Final answer:
Normalizing data is used to reduce redundancy and improve data integrity in databases. Update anomalies like insertion, deletion, and modification can occur with redundant data, leading to various data inconsistencies. Functional dependency defines relationships between attributes to help structure databases efficiently.
Step-by-step explanation:
Purpose of Normalizing Data
Normalizing data in the context of databases is essential to reduce redundancy and improve data integrity. The objective is to structure a database according to rules that help support the constraints of data consistency, which includes the elimination of duplicate data. This process relies on constructing tables and defining relationships in such a way that data is divided among the tables as narrowly as possible to minimize the replication of information.
Types of Update Anomalies
Redundant data can lead to several types of update anomalies, including insertion, deletion, and modification anomalies. An insertion anomaly occurs when certain attributes cannot be inserted into the database without the presence of other attributes. A deletion anomaly happens when the deletion of data results in unintended loss of additional data. A modification anomaly refers to the extra effort needed to update data in multiple places due to redundancy.

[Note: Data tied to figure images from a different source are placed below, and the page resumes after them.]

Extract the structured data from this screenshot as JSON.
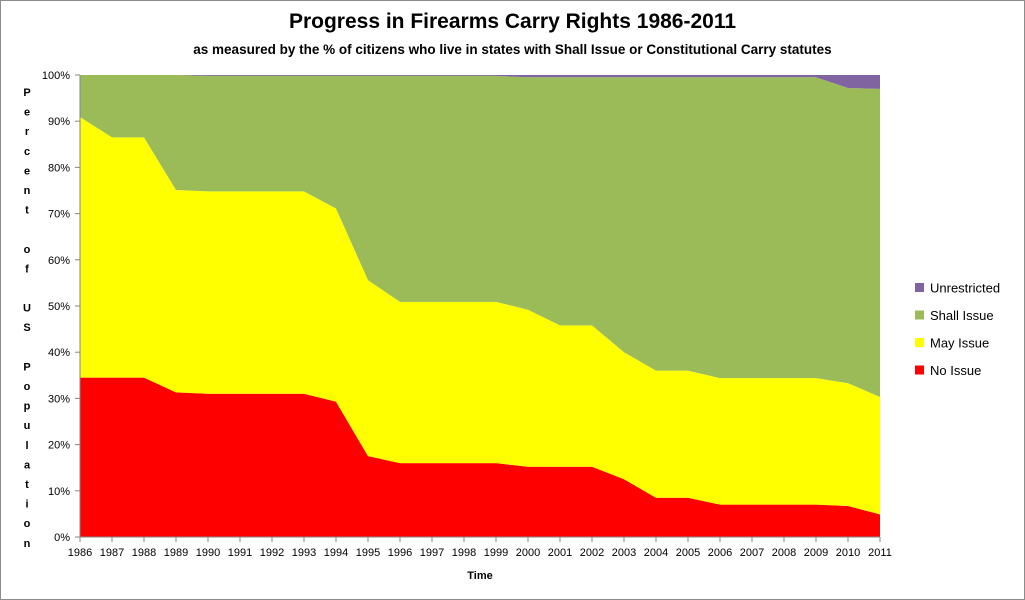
{
  "chart_data": {
    "type": "area",
    "title": "Progress in Firearms Carry Rights 1986-2011",
    "subtitle": "as measured by the % of citizens who live in states with Shall Issue or Constitutional Carry statutes",
    "xlabel": "Time",
    "ylabel": "Percent of US Population",
    "ylabel_words": [
      "Percent",
      "of",
      "US",
      "Population"
    ],
    "ylim": [
      0,
      100
    ],
    "yticks": [
      "0%",
      "10%",
      "20%",
      "30%",
      "40%",
      "50%",
      "60%",
      "70%",
      "80%",
      "90%",
      "100%"
    ],
    "categories": [
      "1986",
      "1987",
      "1988",
      "1989",
      "1990",
      "1991",
      "1992",
      "1993",
      "1994",
      "1995",
      "1996",
      "1997",
      "1998",
      "1999",
      "2000",
      "2001",
      "2002",
      "2003",
      "2004",
      "2005",
      "2006",
      "2007",
      "2008",
      "2009",
      "2010",
      "2011"
    ],
    "stacked": true,
    "series": [
      {
        "name": "No Issue",
        "color": "#ff0000",
        "values": [
          34.5,
          34.5,
          34.5,
          31.3,
          31.0,
          31.0,
          31.0,
          31.0,
          29.3,
          17.5,
          16.0,
          16.0,
          16.0,
          16.0,
          15.2,
          15.2,
          15.2,
          12.5,
          8.5,
          8.5,
          7.0,
          7.0,
          7.0,
          7.0,
          6.7,
          4.9
        ]
      },
      {
        "name": "May Issue",
        "color": "#ffff00",
        "values": [
          56.4,
          52.0,
          52.0,
          43.8,
          43.8,
          43.8,
          43.8,
          43.8,
          41.8,
          38.1,
          34.9,
          34.9,
          34.9,
          34.9,
          34.0,
          30.6,
          30.6,
          27.5,
          27.5,
          27.5,
          27.4,
          27.4,
          27.4,
          27.4,
          26.6,
          25.4
        ]
      },
      {
        "name": "Shall Issue",
        "color": "#9bbb59",
        "values": [
          9.1,
          13.5,
          13.5,
          24.9,
          25.0,
          25.0,
          25.0,
          25.0,
          28.7,
          44.2,
          48.9,
          48.9,
          48.9,
          48.9,
          50.3,
          53.7,
          53.7,
          59.5,
          63.5,
          63.5,
          65.1,
          65.1,
          65.1,
          65.1,
          63.9,
          66.7
        ]
      },
      {
        "name": "Unrestricted",
        "color": "#8064a2",
        "values": [
          0,
          0,
          0,
          0,
          0.2,
          0.2,
          0.2,
          0.2,
          0.2,
          0.2,
          0.2,
          0.2,
          0.2,
          0.2,
          0.5,
          0.5,
          0.5,
          0.5,
          0.5,
          0.5,
          0.5,
          0.5,
          0.5,
          0.5,
          2.8,
          3.0
        ]
      }
    ],
    "legend": {
      "placement": "right",
      "order": [
        "Unrestricted",
        "Shall Issue",
        "May Issue",
        "No Issue"
      ]
    }
  }
}
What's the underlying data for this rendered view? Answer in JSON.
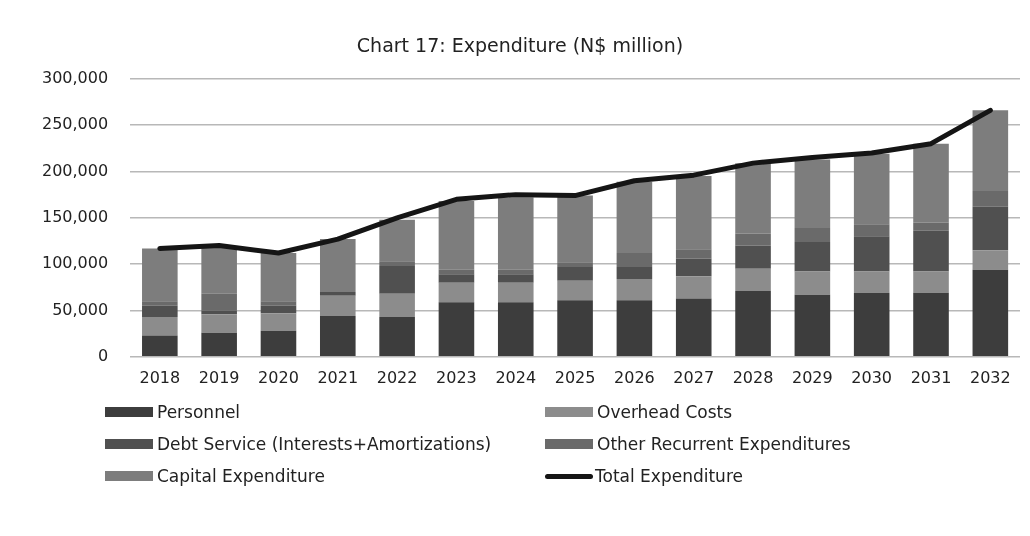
{
  "chart_data": {
    "type": "bar",
    "stacked": true,
    "title": "Chart 17: Expenditure (N$ million)",
    "categories": [
      "2018",
      "2019",
      "2020",
      "2021",
      "2022",
      "2023",
      "2024",
      "2025",
      "2026",
      "2027",
      "2028",
      "2029",
      "2030",
      "2031",
      "2032"
    ],
    "series": [
      {
        "name": "Personnel",
        "color": "#3d3d3d",
        "values": [
          23000,
          26000,
          28000,
          44000,
          43000,
          59000,
          59000,
          61000,
          61000,
          63000,
          71000,
          67000,
          69000,
          69000,
          94000
        ]
      },
      {
        "name": "Overhead Costs",
        "color": "#8c8c8c",
        "values": [
          20000,
          20000,
          19000,
          22000,
          25000,
          21000,
          21000,
          21000,
          23000,
          24000,
          24000,
          25000,
          23000,
          23000,
          21000
        ]
      },
      {
        "name": "Debt Service (Interests+Amortizations)",
        "color": "#505050",
        "values": [
          12000,
          4000,
          8000,
          4000,
          30000,
          9000,
          9000,
          15000,
          13000,
          19000,
          25000,
          32000,
          38000,
          44000,
          47000
        ]
      },
      {
        "name": "Other Recurrent Expenditures",
        "color": "#6a6a6a",
        "values": [
          5000,
          18000,
          5000,
          0,
          5000,
          5000,
          5000,
          5000,
          15000,
          10000,
          13000,
          15000,
          13000,
          9000,
          17000
        ]
      },
      {
        "name": "Capital Expenditure",
        "color": "#7d7d7d",
        "values": [
          57000,
          50000,
          52000,
          57000,
          45000,
          74000,
          78000,
          72000,
          77000,
          79000,
          76000,
          74000,
          76000,
          85000,
          87000
        ]
      },
      {
        "name": "Total Expenditure",
        "type": "line",
        "color": "#151515",
        "values": [
          117000,
          120000,
          112000,
          127000,
          150000,
          170000,
          175000,
          174000,
          190000,
          196000,
          209000,
          215000,
          220000,
          230000,
          266000
        ]
      }
    ],
    "ylim": [
      0,
      300000
    ],
    "yticks": [
      0,
      {
        "value": 50000,
        "label": "50,000"
      },
      {
        "value": 100000,
        "label": "100,000"
      },
      {
        "value": 150000,
        "label": "150,000"
      },
      {
        "value": 200000,
        "label": "200,000"
      },
      {
        "value": 250000,
        "label": "250,000"
      },
      {
        "value": 300000,
        "label": "300,000"
      }
    ],
    "grid": "y",
    "legend": "bottom",
    "marker": "none"
  }
}
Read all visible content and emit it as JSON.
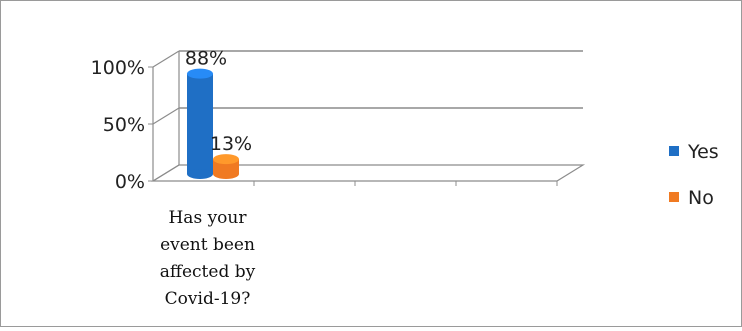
{
  "chart_data": {
    "type": "bar",
    "style": "3d-cylinder",
    "categories": [
      "Has your event been affected by Covid-19?"
    ],
    "category_label_lines": [
      "Has your",
      "event been",
      "affected by",
      "Covid-19?"
    ],
    "series": [
      {
        "name": "Yes",
        "values": [
          88
        ],
        "data_label": "88%",
        "color": "#1f6fc5"
      },
      {
        "name": "No",
        "values": [
          13
        ],
        "data_label": "13%",
        "color": "#f07a22"
      }
    ],
    "y_axis": {
      "ylim": [
        0,
        100
      ],
      "ticks": [
        0,
        50,
        100
      ],
      "tick_labels": [
        "0%",
        "50%",
        "100%"
      ]
    },
    "grid": true,
    "legend": {
      "position": "right",
      "entries": [
        "Yes",
        "No"
      ]
    },
    "title": "",
    "xlabel": "",
    "ylabel": ""
  }
}
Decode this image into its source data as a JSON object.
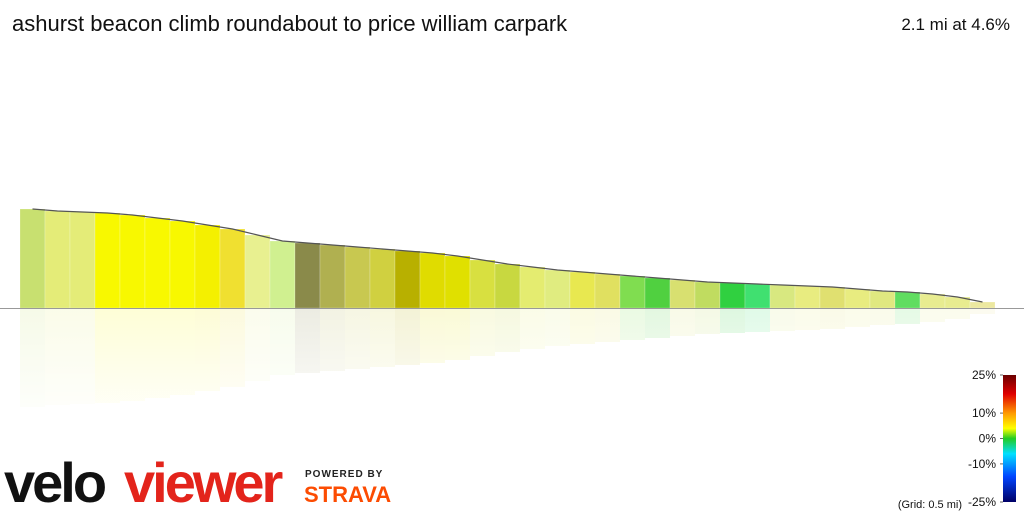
{
  "header": {
    "title": "ashurst beacon climb roundabout to price william carpark",
    "summary": "2.1 mi at 4.6%"
  },
  "profile": {
    "heights": [
      99,
      97,
      96,
      95,
      93,
      90,
      87,
      83,
      79,
      73,
      67,
      65,
      63,
      61,
      59,
      57,
      55,
      52,
      48,
      44,
      41,
      38,
      36,
      34,
      32,
      30,
      28,
      26,
      25,
      24,
      23,
      22,
      21,
      19,
      17,
      16,
      14,
      11,
      6
    ],
    "colors": [
      "#c8e070",
      "#e4ec78",
      "#e4ec78",
      "#f8f800",
      "#f8f800",
      "#f8f800",
      "#f8f800",
      "#f4f000",
      "#f0e030",
      "#e8f090",
      "#d0f090",
      "#8a8a4a",
      "#b0b050",
      "#c8c850",
      "#d0d040",
      "#b8b000",
      "#e0dc00",
      "#e0e000",
      "#d8e040",
      "#c8d840",
      "#e4ec70",
      "#e0ec80",
      "#e8e850",
      "#e0e060",
      "#80dd50",
      "#50d040",
      "#d8e070",
      "#c0dc60",
      "#30d040",
      "#40e070",
      "#d8e880",
      "#e8ec80",
      "#e0e070",
      "#e8ec80",
      "#e0e880",
      "#60dd60",
      "#e8ec90",
      "#e8ec90",
      "#ece8a0"
    ]
  },
  "legend": {
    "range": [
      -25,
      25
    ],
    "ticks": [
      {
        "value": 25,
        "label": "25%"
      },
      {
        "value": 10,
        "label": "10%"
      },
      {
        "value": 0,
        "label": "0%"
      },
      {
        "value": -10,
        "label": "-10%"
      },
      {
        "value": -25,
        "label": "-25%"
      }
    ],
    "grid": "(Grid: 0.5 mi)"
  },
  "branding": {
    "logo_left": "velo",
    "logo_right": "viewer",
    "powered": "POWERED BY",
    "strava": "STRAVA"
  }
}
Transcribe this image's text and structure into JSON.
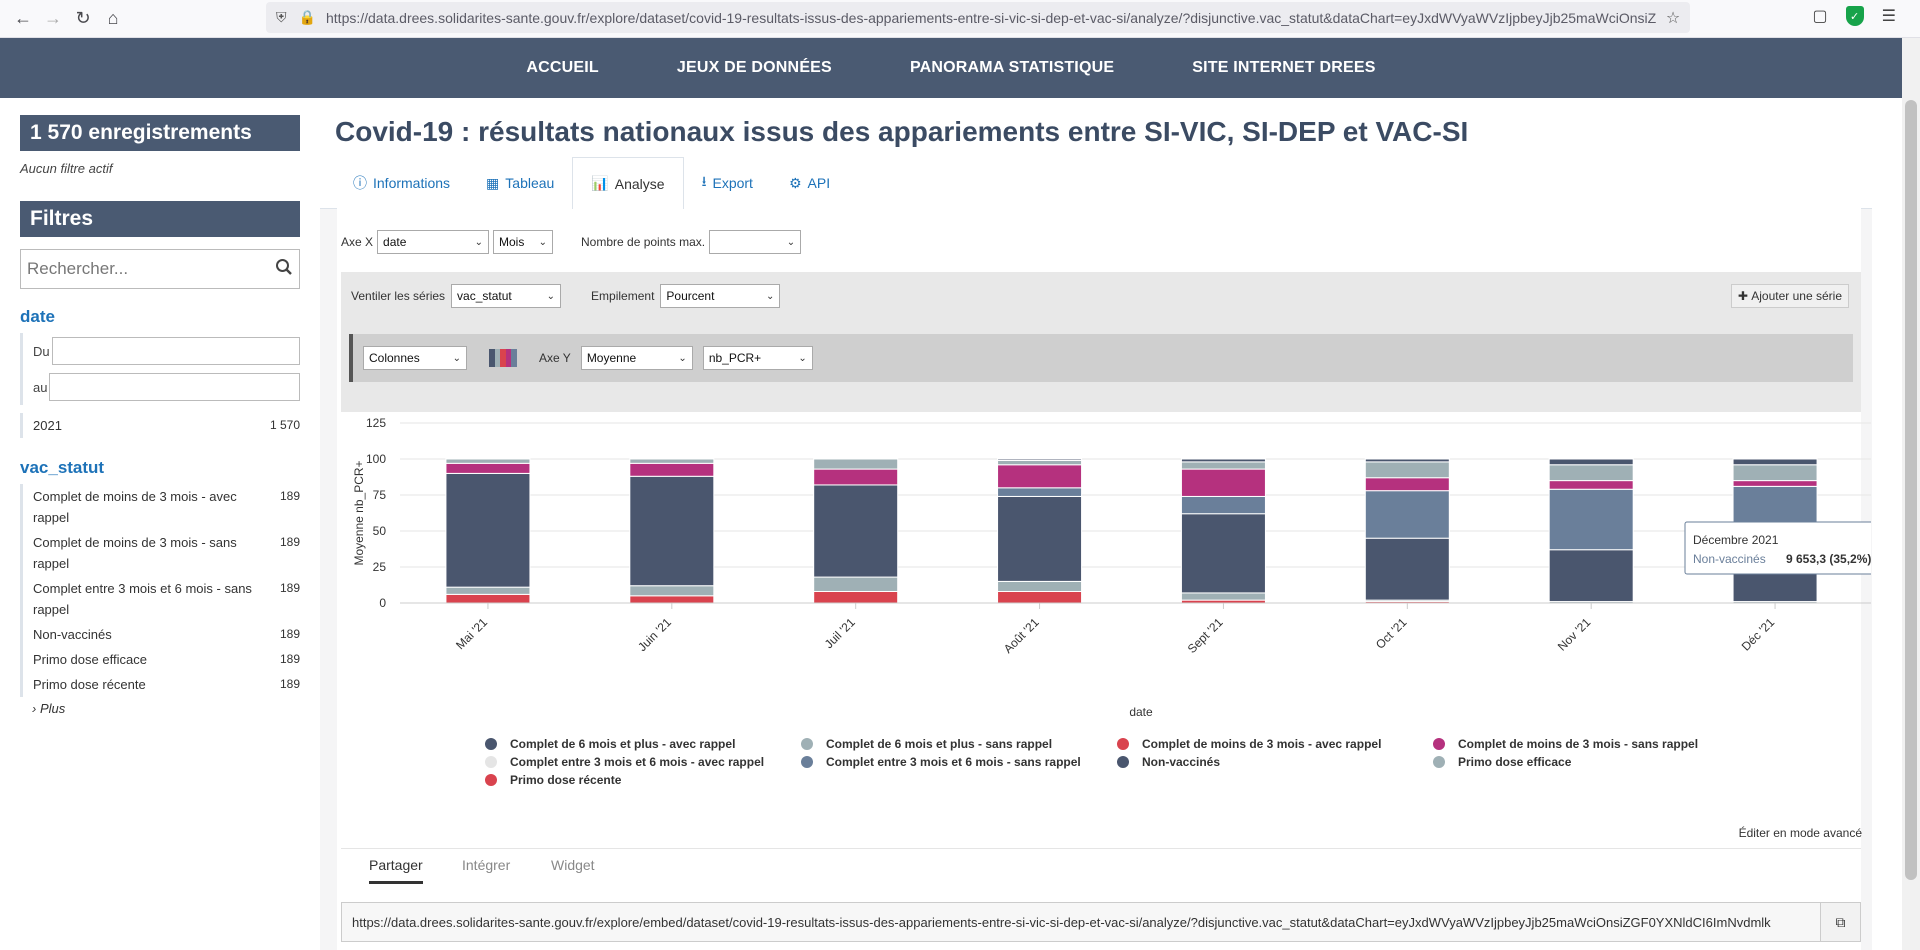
{
  "browser": {
    "url": "https://data.drees.solidarites-sante.gouv.fr/explore/dataset/covid-19-resultats-issus-des-appariements-entre-si-vic-si-dep-et-vac-si/analyze/?disjunctive.vac_statut&dataChart=eyJxdWVyaWVzIjpbeyJjb25maWciOnsiZG"
  },
  "topnav": [
    "ACCUEIL",
    "JEUX DE DONNÉES",
    "PANORAMA STATISTIQUE",
    "SITE INTERNET DREES"
  ],
  "sidebar": {
    "records": "1 570 enregistrements",
    "no_filter": "Aucun filtre actif",
    "filters_title": "Filtres",
    "search_placeholder": "Rechercher...",
    "date_title": "date",
    "date_from": "Du",
    "date_to": "au",
    "date_values": [
      {
        "label": "2021",
        "count": "1 570"
      }
    ],
    "vac_title": "vac_statut",
    "vac_items": [
      {
        "label": "Complet de moins de 3 mois - avec rappel",
        "count": "189"
      },
      {
        "label": "Complet de moins de 3 mois - sans rappel",
        "count": "189"
      },
      {
        "label": "Complet entre 3 mois et 6 mois - sans rappel",
        "count": "189"
      },
      {
        "label": "Non-vaccinés",
        "count": "189"
      },
      {
        "label": "Primo dose efficace",
        "count": "189"
      },
      {
        "label": "Primo dose récente",
        "count": "189"
      }
    ],
    "more": "Plus"
  },
  "main": {
    "title": "Covid-19 : résultats nationaux issus des appariements entre SI-VIC, SI-DEP et VAC-SI",
    "tabs": [
      {
        "label": "Informations",
        "icon": "info-icon"
      },
      {
        "label": "Tableau",
        "icon": "table-icon"
      },
      {
        "label": "Analyse",
        "icon": "chart-icon"
      },
      {
        "label": "Export",
        "icon": "download-icon"
      },
      {
        "label": "API",
        "icon": "gears-icon"
      }
    ]
  },
  "controls": {
    "axe_x_label": "Axe X",
    "axe_x_value": "date",
    "granularity": "Mois",
    "max_points_label": "Nombre de points max.",
    "max_points_value": "",
    "ventiler_label": "Ventiler les séries",
    "ventiler_value": "vac_statut",
    "empilement_label": "Empilement",
    "empilement_value": "Pourcent",
    "add_series": "Ajouter une série",
    "chart_type": "Colonnes",
    "axe_y_label": "Axe Y",
    "axe_y_func": "Moyenne",
    "axe_y_field": "nb_PCR+"
  },
  "chart_data": {
    "type": "bar",
    "stacking": "percent",
    "title": "",
    "xlabel": "date",
    "ylabel": "Moyenne nb_PCR+",
    "ylim": [
      0,
      125
    ],
    "yticks": [
      0,
      25,
      50,
      75,
      100,
      125
    ],
    "categories": [
      "Mai '21",
      "Juin '21",
      "Juil '21",
      "Août '21",
      "Sept '21",
      "Oct '21",
      "Nov '21",
      "Déc '21"
    ],
    "series": [
      {
        "name": "Primo dose récente",
        "color": "#d9434e",
        "values": [
          6,
          5,
          8,
          8,
          2,
          1,
          0,
          0
        ]
      },
      {
        "name": "Primo dose efficace",
        "color": "#9fb0b5",
        "values": [
          5,
          7,
          10,
          7,
          5,
          1,
          1,
          1
        ]
      },
      {
        "name": "Non-vaccinés",
        "color": "#4a566e",
        "values": [
          79,
          76,
          64,
          59,
          55,
          43,
          36,
          35
        ]
      },
      {
        "name": "Complet entre 3 mois et 6 mois - sans rappel",
        "color": "#6a7f9a",
        "values": [
          0,
          0,
          0,
          6,
          12,
          33,
          42,
          45
        ]
      },
      {
        "name": "Complet entre 3 mois et 6 mois - avec rappel",
        "color": "#e5e5e5",
        "values": [
          0,
          0,
          0,
          0,
          0,
          0,
          0,
          0
        ]
      },
      {
        "name": "Complet de moins de 3 mois - sans rappel",
        "color": "#b5317e",
        "values": [
          7,
          9,
          11,
          16,
          19,
          9,
          6,
          4
        ]
      },
      {
        "name": "Complet de moins de 3 mois - avec rappel",
        "color": "#d9434e",
        "values": [
          0,
          0,
          0,
          0,
          0,
          0,
          0,
          0
        ]
      },
      {
        "name": "Complet de 6 mois et plus - sans rappel",
        "color": "#9fb0b5",
        "values": [
          3,
          3,
          7,
          3,
          5,
          11,
          11,
          11
        ]
      },
      {
        "name": "Complet de 6 mois et plus - avec rappel",
        "color": "#4a566e",
        "values": [
          0,
          0,
          0,
          1,
          2,
          2,
          4,
          4
        ]
      }
    ],
    "legend": [
      {
        "name": "Complet de 6 mois et plus - avec rappel",
        "color": "#4a566e"
      },
      {
        "name": "Complet de 6 mois et plus - sans rappel",
        "color": "#9fb0b5"
      },
      {
        "name": "Complet de moins de 3 mois - avec rappel",
        "color": "#d9434e"
      },
      {
        "name": "Complet de moins de 3 mois - sans rappel",
        "color": "#b5317e"
      },
      {
        "name": "Complet entre 3 mois et 6 mois - avec rappel",
        "color": "#e5e5e5"
      },
      {
        "name": "Complet entre 3 mois et 6 mois - sans rappel",
        "color": "#6a7f9a"
      },
      {
        "name": "Non-vaccinés",
        "color": "#4a566e"
      },
      {
        "name": "Primo dose efficace",
        "color": "#9fb0b5"
      },
      {
        "name": "Primo dose récente",
        "color": "#d9434e"
      }
    ],
    "tooltip": {
      "title": "Décembre 2021",
      "series": "Non-vaccinés",
      "value": "9 653,3 (35,2%)"
    }
  },
  "share": {
    "advanced": "Éditer en mode avancé",
    "tabs": [
      "Partager",
      "Intégrer",
      "Widget"
    ],
    "embed_url": "https://data.drees.solidarites-sante.gouv.fr/explore/embed/dataset/covid-19-resultats-issus-des-appariements-entre-si-vic-si-dep-et-vac-si/analyze/?disjunctive.vac_statut&dataChart=eyJxdWVyaWVzIjpbeyJjb25maWciOnsiZGF0YXNldCI6ImNvdmlk"
  }
}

Functional Dependency Concept
Functional dependency is a fundamental concept within the normalization process in databases. It denotes a relationship between two sets of attributes in which one set, the determinant, uniquely determines the other set. This principle is used to form tables in such a way that each non-key attribute is functionally dependent on the primary key, which helps in structuring databases that accurately reflect the real-world entities and relationships they represent.